Adam Welch, 2016, Bone Brick

Adam Welch creates his art brick by brick. Literally.

Welch makes his own bricks by hand encouraging viewers to consider them as an art form while challenging their perceptions and preconceptions of art, ceramics and bricks.

The Hunterdon Art Museum welcomes Adam Welch: Brick with an opening reception on Sunday, Jan. 15 from 2 to 4 p.m. The artist will discuss his work at the reception, and refreshments will be served. The show runs until April 30.

Welch is well aware of the layers of reference in his work: the utilitarian history of bricks; the role of the artist as interpreter and re-interpreter, both conceptually and visually, notes Hildreth York, who is co-curating the exhibition with Ingrid Renard.

“His deep knowledge of ceramics creates and manipulates bricks, ideas about bricks and their embodiments in other art mediums,” York noted. “His work is not only very original, but it resonates with the provocative questions raised by contemporary art.”

Welch said he finds working with bricks to be both limitless and liberating. He began making his own bricks in 2001, learning from several sources including a booklet about hand-making bricks in England.
Making bricks is peaceful,” Welch said. “Peaceful and physical. It’s about labor and my body. It is a task I can do entirely on my own. And when I am done the brick is essentially complete.”

Welch began teaching at Princeton University in 2010, when he was appointed Lecturer in the Visual Arts Program.

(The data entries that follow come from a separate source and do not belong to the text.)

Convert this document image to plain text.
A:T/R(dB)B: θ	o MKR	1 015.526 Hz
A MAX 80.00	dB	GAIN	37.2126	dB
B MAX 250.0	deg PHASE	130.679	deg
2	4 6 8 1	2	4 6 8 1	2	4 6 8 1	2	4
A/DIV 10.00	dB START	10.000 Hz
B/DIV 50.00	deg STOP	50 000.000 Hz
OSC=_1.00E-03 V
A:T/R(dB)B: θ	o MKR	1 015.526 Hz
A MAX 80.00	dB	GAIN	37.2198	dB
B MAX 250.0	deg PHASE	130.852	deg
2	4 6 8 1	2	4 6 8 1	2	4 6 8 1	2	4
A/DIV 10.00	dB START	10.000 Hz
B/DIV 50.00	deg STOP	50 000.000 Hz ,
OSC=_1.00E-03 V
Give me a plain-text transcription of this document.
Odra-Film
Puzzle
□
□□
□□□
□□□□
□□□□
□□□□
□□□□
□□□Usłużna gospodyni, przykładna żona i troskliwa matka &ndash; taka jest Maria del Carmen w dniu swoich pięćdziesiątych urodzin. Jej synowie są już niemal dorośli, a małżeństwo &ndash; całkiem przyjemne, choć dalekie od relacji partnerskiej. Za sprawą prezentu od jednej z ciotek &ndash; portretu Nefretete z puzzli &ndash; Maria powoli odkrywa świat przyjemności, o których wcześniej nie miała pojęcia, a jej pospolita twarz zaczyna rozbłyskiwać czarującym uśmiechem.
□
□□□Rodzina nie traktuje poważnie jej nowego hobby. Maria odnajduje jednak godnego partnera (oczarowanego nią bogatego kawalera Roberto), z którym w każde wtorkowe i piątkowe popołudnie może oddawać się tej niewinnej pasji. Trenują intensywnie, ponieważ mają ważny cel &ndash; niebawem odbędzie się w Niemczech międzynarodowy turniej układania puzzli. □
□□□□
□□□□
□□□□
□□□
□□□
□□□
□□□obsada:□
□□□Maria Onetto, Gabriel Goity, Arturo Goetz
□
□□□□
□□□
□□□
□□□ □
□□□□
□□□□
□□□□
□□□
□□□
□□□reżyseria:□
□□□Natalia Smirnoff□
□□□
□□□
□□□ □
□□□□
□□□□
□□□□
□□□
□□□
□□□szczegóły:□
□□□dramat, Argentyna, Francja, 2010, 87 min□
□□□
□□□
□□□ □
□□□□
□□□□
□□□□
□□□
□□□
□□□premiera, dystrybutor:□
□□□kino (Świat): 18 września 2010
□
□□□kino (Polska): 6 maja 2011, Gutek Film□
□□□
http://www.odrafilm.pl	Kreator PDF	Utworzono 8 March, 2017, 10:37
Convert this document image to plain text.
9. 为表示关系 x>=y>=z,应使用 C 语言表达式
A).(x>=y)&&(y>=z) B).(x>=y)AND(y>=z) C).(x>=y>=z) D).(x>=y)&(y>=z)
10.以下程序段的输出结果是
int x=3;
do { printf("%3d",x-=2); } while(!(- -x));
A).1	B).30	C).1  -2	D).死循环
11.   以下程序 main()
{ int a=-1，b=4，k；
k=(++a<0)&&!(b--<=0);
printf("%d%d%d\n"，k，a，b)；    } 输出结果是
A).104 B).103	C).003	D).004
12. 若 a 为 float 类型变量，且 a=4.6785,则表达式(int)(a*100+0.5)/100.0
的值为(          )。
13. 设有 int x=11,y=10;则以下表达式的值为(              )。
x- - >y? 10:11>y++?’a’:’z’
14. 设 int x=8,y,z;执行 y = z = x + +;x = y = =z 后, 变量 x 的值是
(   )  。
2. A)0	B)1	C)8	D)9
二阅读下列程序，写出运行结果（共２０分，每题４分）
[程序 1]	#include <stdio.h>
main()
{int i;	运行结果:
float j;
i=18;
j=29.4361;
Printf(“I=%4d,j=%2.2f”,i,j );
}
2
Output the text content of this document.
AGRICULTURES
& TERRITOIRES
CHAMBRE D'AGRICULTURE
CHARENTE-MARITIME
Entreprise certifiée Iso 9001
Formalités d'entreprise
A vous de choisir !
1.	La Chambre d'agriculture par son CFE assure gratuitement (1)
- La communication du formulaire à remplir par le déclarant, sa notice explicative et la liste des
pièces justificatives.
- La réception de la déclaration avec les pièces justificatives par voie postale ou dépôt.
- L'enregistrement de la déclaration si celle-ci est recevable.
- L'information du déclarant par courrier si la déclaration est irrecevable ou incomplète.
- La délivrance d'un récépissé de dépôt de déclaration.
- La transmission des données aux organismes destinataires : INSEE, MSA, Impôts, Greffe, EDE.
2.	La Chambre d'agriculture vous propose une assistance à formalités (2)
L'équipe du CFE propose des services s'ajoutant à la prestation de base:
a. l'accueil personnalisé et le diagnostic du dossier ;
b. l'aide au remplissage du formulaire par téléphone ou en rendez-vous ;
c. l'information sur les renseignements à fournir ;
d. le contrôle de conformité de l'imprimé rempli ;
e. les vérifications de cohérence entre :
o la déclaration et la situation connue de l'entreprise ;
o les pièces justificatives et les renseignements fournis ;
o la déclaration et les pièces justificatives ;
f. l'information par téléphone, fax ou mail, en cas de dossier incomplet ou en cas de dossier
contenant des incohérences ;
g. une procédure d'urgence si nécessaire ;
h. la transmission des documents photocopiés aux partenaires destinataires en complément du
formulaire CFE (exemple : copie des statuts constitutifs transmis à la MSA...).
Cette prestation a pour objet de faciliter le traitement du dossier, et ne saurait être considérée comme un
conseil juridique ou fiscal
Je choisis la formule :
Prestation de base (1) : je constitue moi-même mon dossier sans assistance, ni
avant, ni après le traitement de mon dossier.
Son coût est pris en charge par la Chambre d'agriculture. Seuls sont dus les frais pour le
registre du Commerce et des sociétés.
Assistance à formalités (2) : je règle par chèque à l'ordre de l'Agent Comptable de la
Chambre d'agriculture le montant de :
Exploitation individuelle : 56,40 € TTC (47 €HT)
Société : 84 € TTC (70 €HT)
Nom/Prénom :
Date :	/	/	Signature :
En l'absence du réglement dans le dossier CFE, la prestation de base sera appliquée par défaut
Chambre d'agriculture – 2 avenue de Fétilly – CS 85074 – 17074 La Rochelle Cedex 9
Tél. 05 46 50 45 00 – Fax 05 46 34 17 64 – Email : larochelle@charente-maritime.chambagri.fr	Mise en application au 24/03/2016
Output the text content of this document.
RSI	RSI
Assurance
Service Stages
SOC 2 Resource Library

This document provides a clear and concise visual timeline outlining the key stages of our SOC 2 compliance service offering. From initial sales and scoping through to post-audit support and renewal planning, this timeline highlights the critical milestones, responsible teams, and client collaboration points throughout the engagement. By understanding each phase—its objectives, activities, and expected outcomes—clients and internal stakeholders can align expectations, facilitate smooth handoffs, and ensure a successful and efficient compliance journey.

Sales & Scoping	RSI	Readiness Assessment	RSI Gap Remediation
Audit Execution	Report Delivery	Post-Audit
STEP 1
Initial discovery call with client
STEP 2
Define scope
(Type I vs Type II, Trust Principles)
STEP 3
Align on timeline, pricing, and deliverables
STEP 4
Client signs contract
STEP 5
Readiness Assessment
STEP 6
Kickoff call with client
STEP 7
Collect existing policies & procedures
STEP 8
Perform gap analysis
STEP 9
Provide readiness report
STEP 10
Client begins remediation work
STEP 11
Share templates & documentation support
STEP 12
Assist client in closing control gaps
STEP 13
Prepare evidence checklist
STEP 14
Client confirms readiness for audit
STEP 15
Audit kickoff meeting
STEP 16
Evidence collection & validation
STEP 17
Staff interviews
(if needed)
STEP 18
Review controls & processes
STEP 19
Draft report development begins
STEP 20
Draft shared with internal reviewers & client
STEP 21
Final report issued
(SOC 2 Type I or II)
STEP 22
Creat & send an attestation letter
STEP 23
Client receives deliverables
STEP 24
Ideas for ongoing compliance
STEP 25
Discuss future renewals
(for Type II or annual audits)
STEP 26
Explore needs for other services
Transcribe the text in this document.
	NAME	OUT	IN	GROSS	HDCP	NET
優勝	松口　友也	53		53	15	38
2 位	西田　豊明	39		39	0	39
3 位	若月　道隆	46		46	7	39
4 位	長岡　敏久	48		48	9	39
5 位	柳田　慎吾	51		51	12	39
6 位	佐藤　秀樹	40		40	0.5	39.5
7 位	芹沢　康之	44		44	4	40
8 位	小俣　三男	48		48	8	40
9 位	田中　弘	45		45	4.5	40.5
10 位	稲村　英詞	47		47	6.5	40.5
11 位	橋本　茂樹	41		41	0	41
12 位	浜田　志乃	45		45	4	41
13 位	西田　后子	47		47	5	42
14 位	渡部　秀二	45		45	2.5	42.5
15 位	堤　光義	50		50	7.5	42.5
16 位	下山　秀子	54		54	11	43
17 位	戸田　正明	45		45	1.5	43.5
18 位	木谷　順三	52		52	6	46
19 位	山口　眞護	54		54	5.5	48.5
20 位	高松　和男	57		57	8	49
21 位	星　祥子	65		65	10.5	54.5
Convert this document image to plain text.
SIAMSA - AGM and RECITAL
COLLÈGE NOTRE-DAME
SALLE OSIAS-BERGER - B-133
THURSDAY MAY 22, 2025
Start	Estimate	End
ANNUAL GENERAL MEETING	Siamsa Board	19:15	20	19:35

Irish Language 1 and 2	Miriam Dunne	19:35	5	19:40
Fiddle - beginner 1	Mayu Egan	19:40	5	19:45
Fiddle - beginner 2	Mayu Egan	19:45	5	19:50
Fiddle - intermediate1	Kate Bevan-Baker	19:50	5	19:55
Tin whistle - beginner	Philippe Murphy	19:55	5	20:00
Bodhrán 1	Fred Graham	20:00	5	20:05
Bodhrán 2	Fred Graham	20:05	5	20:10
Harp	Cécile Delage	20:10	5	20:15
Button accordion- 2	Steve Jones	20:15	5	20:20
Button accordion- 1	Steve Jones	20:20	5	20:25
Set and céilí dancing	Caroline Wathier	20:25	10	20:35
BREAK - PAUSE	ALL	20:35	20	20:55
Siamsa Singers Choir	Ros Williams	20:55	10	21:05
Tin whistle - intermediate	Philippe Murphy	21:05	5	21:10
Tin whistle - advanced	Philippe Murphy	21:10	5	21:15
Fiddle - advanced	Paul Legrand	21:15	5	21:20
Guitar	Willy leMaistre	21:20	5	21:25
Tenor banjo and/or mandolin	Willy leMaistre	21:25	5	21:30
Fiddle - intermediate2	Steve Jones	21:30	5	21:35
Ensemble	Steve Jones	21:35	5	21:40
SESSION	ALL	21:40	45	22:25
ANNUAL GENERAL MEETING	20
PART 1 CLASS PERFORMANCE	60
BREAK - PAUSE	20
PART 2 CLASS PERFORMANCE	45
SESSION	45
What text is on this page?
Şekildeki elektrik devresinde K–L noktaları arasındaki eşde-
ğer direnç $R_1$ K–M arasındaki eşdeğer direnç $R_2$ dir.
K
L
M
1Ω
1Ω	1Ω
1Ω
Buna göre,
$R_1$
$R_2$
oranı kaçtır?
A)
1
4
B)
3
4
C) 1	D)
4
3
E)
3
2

Before joining Princeton’s faculty, he was the Assistant Director of Greenwich House Pottery and promoted to Director in 2010 where he continues to work.

Welch has participated in twenty-two exhibitions in the United States over the past five years, including the NCECA Biennial (National Council on Education in the Ceramic Arts) at the Tampa Museum of Art, solo exhibitions at Kean University, Princeton Day School, Hunter College and Northwestern College, and several curated and invitational exhibitions throughout the United States. Welch’s piece Martha’s Shiner was part of the 2013 Hunterdon Art Museum’s East & West Clay Exhibition.

In that piece, Welch purposely applied Martha Stewart’s line of latex house paints onto hand-made bricks. Welch references that work in a piece for this exhibition using Stewart’s line of paints to “deal with color and our perception of color as it passes through our contemporary filters.”